Estava Sinhá Vitória "Acocorada junto às pedras que serviam de trempe, (...) soprava o fogo. (...)Uma chuva de faíscas mergulhou num banho luminoso a cachorra Baleia, (...) Baleia despertou, retirou-se prudentemente, receosa de sapecar o pêlo, e ficou observando maravilhada as estrelinhas vermelhas que se apagavam antes de tocar o chão. Aprovou com um movimento de cauda aquele fenômeno e desejou expressar a sua admiração à dona. Chegou-se a ela em saltos curtos, ofegando, ergueu-se nas pernas traseiras, imitando gente. Mas Sinhá Vitória não queria saber de elogios: - Arreda! Deu um pontapé na cachorra, que se afastou humilhada e com sentimentos revolucionários."

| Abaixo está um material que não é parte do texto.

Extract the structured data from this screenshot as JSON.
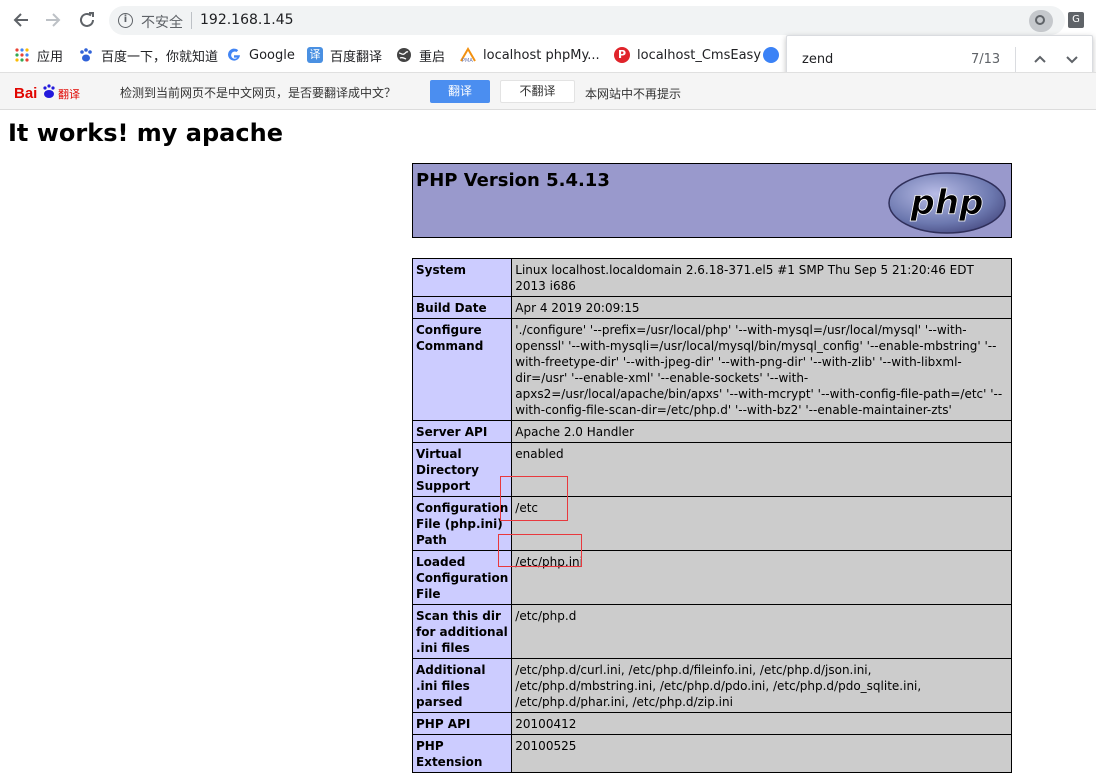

" Pensou de novo na cama de varas e mentalmente xingou Fabiano. Dormiam naquilo, tinham-se acostumado, mas seria mais agradável dormirem numa cama de lastro de couro, como outras pessoas. Poderiam adquirir o móvel necessário economizando na roupa e no querosene. Sinhá Vitória respondera que isso era impossível, porque eles vestiam mal, as crianças andavam nuas, e recolhiam-se todos ao anoitecer. Para bem dizer, não se acendiam candeeiros na casa. (...) Como não se entendessem, Sinhá Vitória aludira, bastante azeda, ao dinheiro gasto pelo marido na feira, com jogo e cachaça. Ressentido, Fabiano condenara os sapatos de verniz que ela usava nas festas, caros e inúteis. Calcada naquilo, trôpega, mexia-se //// como um papagaio, ///// era ridícula. (...) Olhou de novo os pés espalmados. Efetivamente não se acostumava a calçar sapatos, mas o remoque de Fabiano molestara-a. Pés de papagaio. (...) Olhou os pés novamente. Pobre do louro. Na beira do rio matara-o por necessidade, para sustento da família. (...) foi ao quintalzinho regar os craveiros e as panelas de losna. E botou os filhos para dentro de casa, que tinham barro até nas meninas dos olhos. Repreendeu-os: - Safadinhos! porcos! sujos como... Deteve-se. Ia dizer que eles estavam sujos como papagaios. (...) Fabiano roncava com segurança. Provavelmente não havia perigo, a seca devia estar longe."